Why would you want to solve for Vo? The problem didn't ask for that; it asked for the current i in the 4 ohm resistor, and you don't need to know Vo to get that. The solution to the 4 equations does give you Vo, as well as V1, V2 and V3, but only V2 is really needed to get Vth; the others are incidental to your real problem!

Instead of worrying individually about where the currents are going, or what voltage as one point affects some other voltage, you should just concentrate on getting the node equations right. Then everything will be solved for.

It's really easy at this point. Two tiny changes in the 4 equations and you have Rth.

What you have to do is set the battery voltage to zero, and inject a 1 amp current at V2.

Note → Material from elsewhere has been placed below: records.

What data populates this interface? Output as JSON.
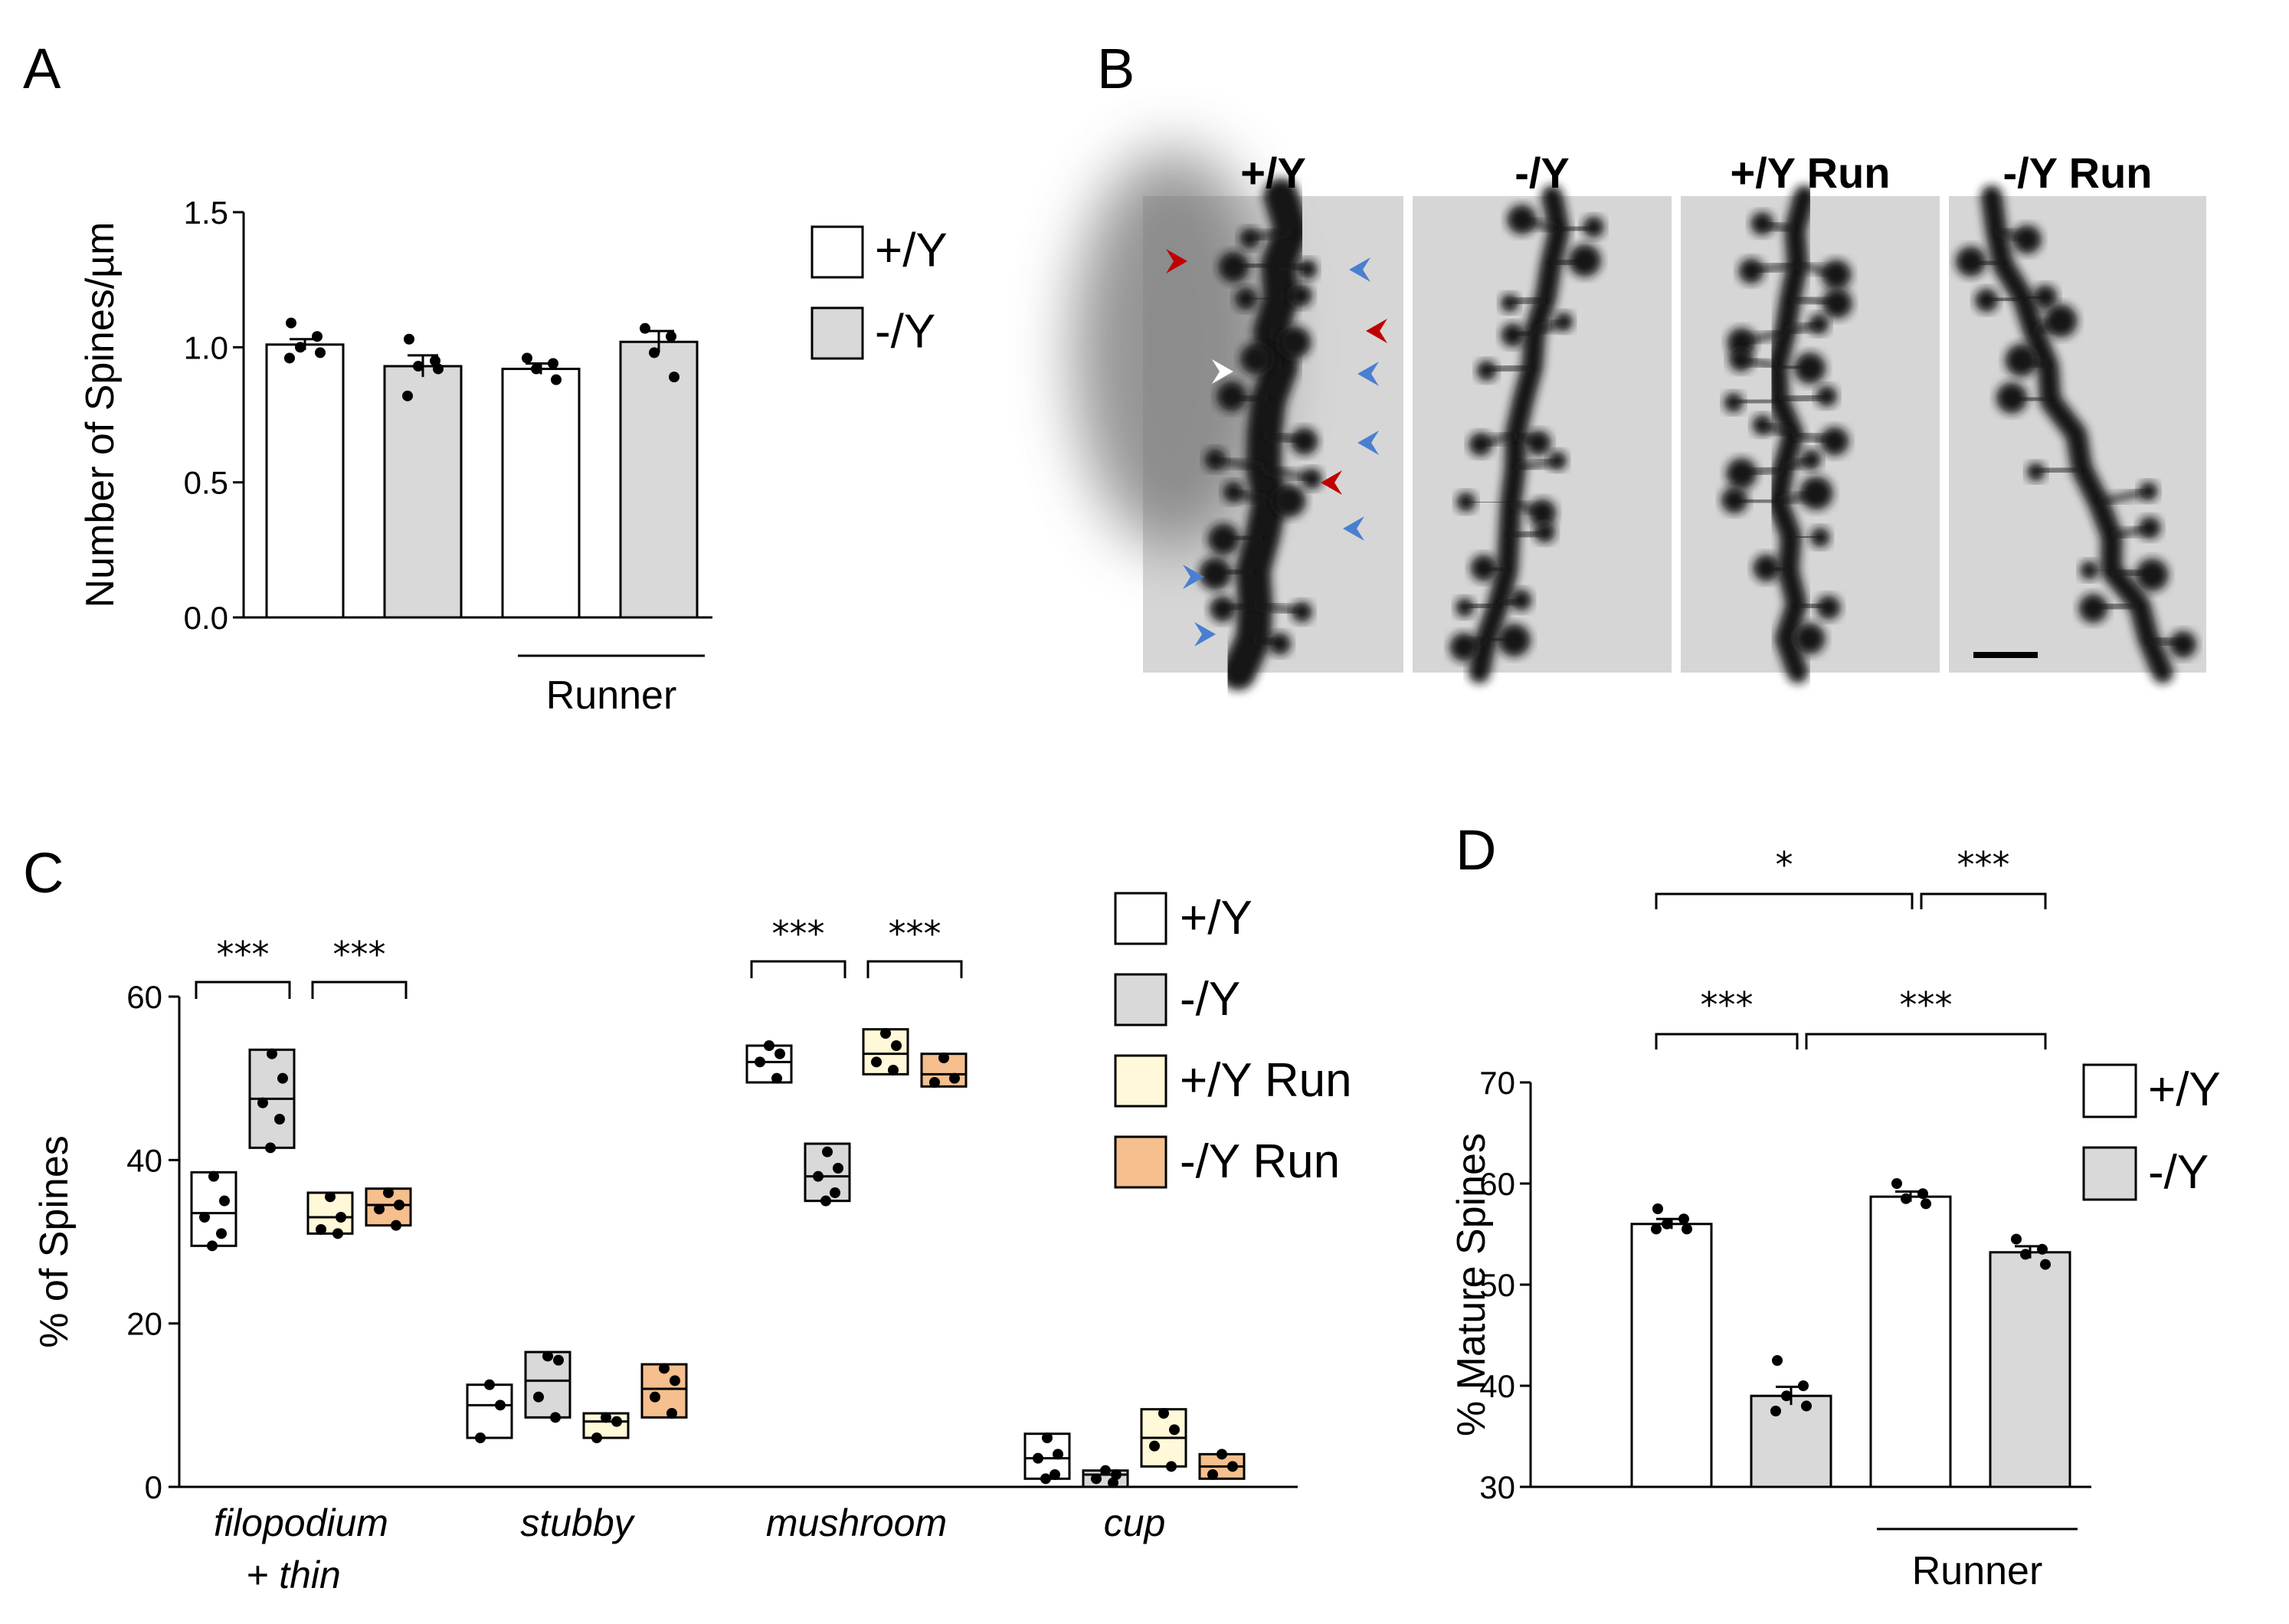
{
  "panels": {
    "A": "A",
    "B": "B",
    "C": "C",
    "D": "D"
  },
  "colors": {
    "wt": "#ffffff",
    "ko": "#d9d9d9",
    "wt_run": "#fff9d9",
    "ko_run": "#f5bf8e",
    "arrow_red": "#c00000",
    "arrow_blue": "#4a7fd0",
    "arrow_white": "#ffffff"
  },
  "panelB": {
    "titles": [
      "+/Y",
      "-/Y",
      "+/Y Run",
      "-/Y Run"
    ],
    "arrowheads": [
      {
        "color": "red",
        "direction": "right"
      },
      {
        "color": "blue",
        "direction": "left"
      },
      {
        "color": "red",
        "direction": "left"
      },
      {
        "color": "white",
        "direction": "right"
      },
      {
        "color": "blue",
        "direction": "left"
      },
      {
        "color": "blue",
        "direction": "left"
      },
      {
        "color": "red",
        "direction": "left"
      },
      {
        "color": "blue",
        "direction": "left"
      },
      {
        "color": "blue",
        "direction": "right"
      },
      {
        "color": "blue",
        "direction": "right"
      }
    ],
    "scale_bar": true
  },
  "chart_data": [
    {
      "panel": "A",
      "type": "bar",
      "ylabel": "Number of Spines/µm",
      "ylim": [
        0,
        1.5
      ],
      "yticks": [
        "0.0",
        "0.5",
        "1.0",
        "1.5"
      ],
      "categories": [
        "+/Y",
        "-/Y",
        "+/Y",
        "-/Y"
      ],
      "group_label": "Runner",
      "group_label_spans": [
        2,
        3
      ],
      "legend": [
        {
          "label": "+/Y",
          "color": "#ffffff"
        },
        {
          "label": "-/Y",
          "color": "#d9d9d9"
        }
      ],
      "legend_position": "right",
      "bars": [
        {
          "mean": 1.01,
          "sem": 0.02,
          "color": "#ffffff",
          "points": [
            1.09,
            1.04,
            1.0,
            0.98,
            0.96
          ]
        },
        {
          "mean": 0.93,
          "sem": 0.04,
          "color": "#d9d9d9",
          "points": [
            1.03,
            0.95,
            0.93,
            0.92,
            0.82
          ]
        },
        {
          "mean": 0.92,
          "sem": 0.02,
          "color": "#ffffff",
          "points": [
            0.96,
            0.94,
            0.92,
            0.88
          ]
        },
        {
          "mean": 1.02,
          "sem": 0.04,
          "color": "#d9d9d9",
          "points": [
            1.07,
            1.04,
            0.98,
            0.89
          ]
        }
      ]
    },
    {
      "panel": "C",
      "type": "box",
      "ylabel": "% of Spines",
      "ylim": [
        0,
        60
      ],
      "yticks": [
        "0",
        "20",
        "40",
        "60"
      ],
      "categories": [
        "filopodium + thin",
        "stubby",
        "mushroom",
        "cup"
      ],
      "category_lines": [
        [
          "filopodium",
          "+ thin"
        ],
        [
          "stubby"
        ],
        [
          "mushroom"
        ],
        [
          "cup"
        ]
      ],
      "legend": [
        {
          "label": "+/Y",
          "color": "#ffffff"
        },
        {
          "label": "-/Y",
          "color": "#d9d9d9"
        },
        {
          "label": "+/Y Run",
          "color": "#fff9d9"
        },
        {
          "label": "-/Y Run",
          "color": "#f5bf8e"
        }
      ],
      "legend_position": "right",
      "series": [
        {
          "name": "+/Y",
          "color": "#ffffff",
          "boxes": [
            {
              "min": 29.5,
              "median": 33.5,
              "max": 38.5,
              "points": [
                38,
                35,
                33,
                31,
                29.5
              ]
            },
            {
              "min": 6,
              "median": 10,
              "max": 12.5,
              "points": [
                12.5,
                10,
                6
              ]
            },
            {
              "min": 49.5,
              "median": 52,
              "max": 54,
              "points": [
                54,
                53,
                52,
                50
              ]
            },
            {
              "min": 1,
              "median": 3.5,
              "max": 6.5,
              "points": [
                6,
                4,
                3.5,
                1.5,
                1
              ]
            }
          ]
        },
        {
          "name": "-/Y",
          "color": "#d9d9d9",
          "boxes": [
            {
              "min": 41.5,
              "median": 47.5,
              "max": 53.5,
              "points": [
                53,
                50,
                47,
                45,
                41.5
              ]
            },
            {
              "min": 8.5,
              "median": 13,
              "max": 16.5,
              "points": [
                16,
                15.5,
                11,
                8.5
              ]
            },
            {
              "min": 35,
              "median": 38,
              "max": 42,
              "points": [
                41,
                39,
                38,
                36,
                35
              ]
            },
            {
              "min": 0,
              "median": 1.5,
              "max": 2,
              "points": [
                2,
                1.5,
                1,
                0.5
              ]
            }
          ]
        },
        {
          "name": "+/Y Run",
          "color": "#fff9d9",
          "boxes": [
            {
              "min": 31,
              "median": 33,
              "max": 36,
              "points": [
                35.5,
                33,
                31.5,
                31
              ]
            },
            {
              "min": 6,
              "median": 8,
              "max": 9,
              "points": [
                8.5,
                8,
                6
              ]
            },
            {
              "min": 50.5,
              "median": 53,
              "max": 56,
              "points": [
                55.5,
                54,
                52,
                51
              ]
            },
            {
              "min": 2.5,
              "median": 6,
              "max": 9.5,
              "points": [
                9,
                7,
                5,
                2.5
              ]
            }
          ]
        },
        {
          "name": "-/Y Run",
          "color": "#f5bf8e",
          "boxes": [
            {
              "min": 32,
              "median": 34.5,
              "max": 36.5,
              "points": [
                36,
                34.5,
                34,
                32
              ]
            },
            {
              "min": 8.5,
              "median": 12,
              "max": 15,
              "points": [
                14.5,
                13,
                11,
                9
              ]
            },
            {
              "min": 49,
              "median": 50.5,
              "max": 53,
              "points": [
                52.5,
                50,
                49.5
              ]
            },
            {
              "min": 1,
              "median": 2.5,
              "max": 4,
              "points": [
                4,
                2.5,
                1.5
              ]
            }
          ]
        }
      ],
      "significance": [
        {
          "category": 0,
          "from": 0,
          "to": 1,
          "label": "***"
        },
        {
          "category": 0,
          "from": 2,
          "to": 3,
          "label": "***"
        },
        {
          "category": 2,
          "from": 0,
          "to": 1,
          "label": "***"
        },
        {
          "category": 2,
          "from": 2,
          "to": 3,
          "label": "***"
        }
      ]
    },
    {
      "panel": "D",
      "type": "bar",
      "ylabel": "% Mature Spines",
      "ylim": [
        30,
        70
      ],
      "yticks": [
        "30",
        "40",
        "50",
        "60",
        "70"
      ],
      "categories": [
        "+/Y",
        "-/Y",
        "+/Y",
        "-/Y"
      ],
      "group_label": "Runner",
      "group_label_spans": [
        2,
        3
      ],
      "legend": [
        {
          "label": "+/Y",
          "color": "#ffffff"
        },
        {
          "label": "-/Y",
          "color": "#d9d9d9"
        }
      ],
      "legend_position": "right",
      "bars": [
        {
          "mean": 56.0,
          "sem": 0.5,
          "color": "#ffffff",
          "points": [
            57.5,
            56.5,
            56,
            55.5,
            55.5
          ]
        },
        {
          "mean": 39.0,
          "sem": 0.9,
          "color": "#d9d9d9",
          "points": [
            42.5,
            40,
            39,
            38,
            37.5
          ]
        },
        {
          "mean": 58.7,
          "sem": 0.5,
          "color": "#ffffff",
          "points": [
            60,
            59,
            58.5,
            58
          ]
        },
        {
          "mean": 53.2,
          "sem": 0.6,
          "color": "#d9d9d9",
          "points": [
            54.5,
            53.5,
            53,
            52
          ]
        }
      ],
      "significance": [
        {
          "from": 0,
          "to": 2,
          "label": "*",
          "level": 2
        },
        {
          "from": 2,
          "to": 3,
          "label": "***",
          "level": 2
        },
        {
          "from": 0,
          "to": 1,
          "label": "***",
          "level": 1
        },
        {
          "from": 1,
          "to": 3,
          "label": "***",
          "level": 1
        }
      ]
    }
  ]
}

It would help avoid confusion if you would keep the four equations in a list like this and see if you can show the two necessary changes (show the changes in red for clarity):

Eq 1: (V1-6)/16 + (V1-V2)/8 + (V1-Vo)/32 = 0
Eq 2: (V2 - V1)/8 = 0
Eq 3: (V3-Vo)/10 + V3/10 = 0
Eq 4: V2 - V3 = 0

 

The reason I ask about Vo is because I'd really like to know if what I have for it is correct and only because the gentleman earlier gave me the five equations and I was trying to work them together as he did yours and his.

But, I can't do his, but I can do yours - now. I guess I'm not sure why or how I can solve for a portion of the circuit (and yes, I know I'm only interested in one spot and that may be incidental to you, but I'm trying to understand this.)

Does the current source have to be 1A, can it be 1mA? Also, does it have to be drawn in the direction you show or does it make a difference if the current is pointing away from V2?

I'll work on the balance in a moment.

So, what you're saying is for me to use Nodal, again, to find Rth. But I thought to find Rth, all sources had to be removed?

One other question, since I'm looking for the current at the 4 Ohm resistor, would it have been good to use Norton?